Introduction to Radio Astronomy by Justin Jonas
The intent of this short course is to provide an introduction to radio astronomy with a range of exit points (modules). The modules range from a non-technical overview through to a description of the operation of interferometer arrays, such as MeerKAT and the SKA. The first two modules are aimed at a general audience, with the last three intended for a more technical audience. Each module is intended to last one hour.
Module 1: The history of radio astronomy
An overview of the development of radio astronomy, from Karl Jansky’s serendipitous discovery of cosmic radio noise to the construction of the MeerKAT radio telescope in South Africa. The narrative will include the genesis of radio astronomy in South Africa.
Module 2: Cosmic radio sources
Why does the sky appear to be different across the electromagnetic spectrum? An illustrated tour of the various types of cosmic radio sources, with a very simple explanation of their emission mechanism. The impact of RFI on radio astronomy is introduced.
Module 3: The astrophysics of cosmic radio sources
An elementary description of key astrophysical processes that are applicable to cosmic radio sources. This includes the physics underlying the emission processes and the processes that affect the propagation of radio waves through space.
Module 4: The fundamentals of radio telescopes
A functional description of a simple radio telescope, from the receptor antenna through to the recorded data. The emphasis is on dish receptors.
Module 5: Basic radiometry and interferometry
A deeper look at the signal path of a radio telescope, including the relationship between the sky signal and the recorded data, for both single-receptor instruments and interferometric arrays.
Background reading
This course is loosely based on the online textbook “Essential Radio Astronomy” by Jim Condon and Scott Ransom. Both authors are renowned radio astronomers, and both are significant users of the MeerKAT radio telescope. Jim is an expert in the field of radio galaxies, and Scott is a leading pulsar scientist.

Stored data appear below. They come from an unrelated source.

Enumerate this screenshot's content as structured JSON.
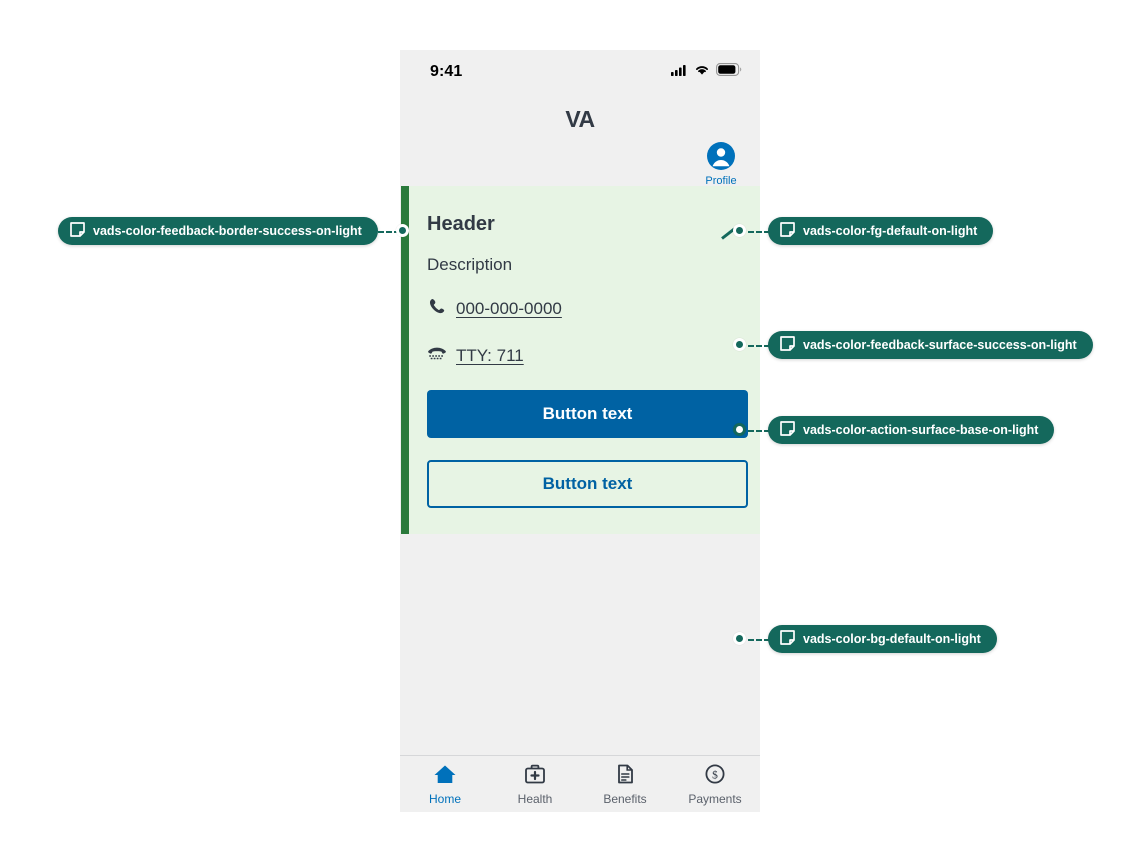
{
  "phone": {
    "statusbar": {
      "time": "9:41",
      "icons": [
        "cellular-signal-icon",
        "wifi-icon",
        "battery-icon"
      ]
    },
    "appheader": {
      "logo": "VA",
      "profile_label": "Profile",
      "profile_icon": "profile-avatar-icon"
    },
    "alert_card": {
      "header": "Header",
      "description": "Description",
      "phone_icon": "phone-handset-icon",
      "phone_number": "000-000-0000",
      "tty_icon": "tty-teletype-icon",
      "tty_text": "TTY: 711",
      "primary_button": "Button text",
      "secondary_button": "Button text"
    },
    "bottom_nav": [
      {
        "label": "Home",
        "icon": "home-icon",
        "active": true
      },
      {
        "label": "Health",
        "icon": "medical-kit-icon",
        "active": false
      },
      {
        "label": "Benefits",
        "icon": "document-icon",
        "active": false
      },
      {
        "label": "Payments",
        "icon": "dollar-circle-icon",
        "active": false
      }
    ]
  },
  "annotations": [
    {
      "label": "vads-color-feedback-border-success-on-light",
      "icon": "color-token-icon"
    },
    {
      "label": "vads-color-fg-default-on-light",
      "icon": "color-token-icon"
    },
    {
      "label": "vads-color-feedback-surface-success-on-light",
      "icon": "color-token-icon"
    },
    {
      "label": "vads-color-action-surface-base-on-light",
      "icon": "color-token-icon"
    },
    {
      "label": "vads-color-bg-default-on-light",
      "icon": "color-token-icon"
    }
  ],
  "colors": {
    "pill_bg": "#14685c",
    "card_surface": "#e7f4e4",
    "card_border": "#2a7a3b",
    "action_surface": "#0062a3",
    "page_bg": "#f0f0f0",
    "fg_default": "#323a45"
  }
}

The book includes physics background material that we will take as read in this course, and you are encouraged to read it for your own interest. We will instead focus on the application of the theoretical results to the understanding of astrophysical and astronomical phenomena, and in particular the application to observational radio astronomy.
There are two sets of my own notes that supplement and complement the material in the book:
● “Radio Telescopes and Radiometry” – an introduction to the low-level technologies and techniques associated with radio telescopes.
● “Fundamentals of Radiation and Radio Sources” – and overview of the physical processes responsible for observed radio emission and absorption by cosmic objects.
There is significant overlap between the textbook and my notes.
Classic radio astronomy textbooks include “Radio Astronomy” by J.D. Kraus (out of print) and “Tools of Radio Astronomy” by K. Rohlf & T.L. Wilson (A&A Library, Springer). “An introduction to Radio Astronomy” by B.F. Burke, F. Graham-Smith & P.N. Wilkinson (CUP) is a more contemporary overview by three pioneers in the field (MeerKAT features on the cover of the book).
Pulsar astronomy is covered by two books by leading scientists in the field who have deep connections with MeerKAT: “Pulsar Astronomy” by A. Lyne, F. Graham-Smith & B. Stappers (CUP) and “Handbook of Pulsar Astronomy” by D.R. Lorimer & M. Kramer (CUP).
The principles of radio interferometry are comprehensively covered in “Interferometry and Synthesis in Radio Astronomy”, A.R. Thompson, J.M. Moran, G.W. Swenson, Third Edition (2017), A&A Library, Springer Open. (Available for free download from Springer).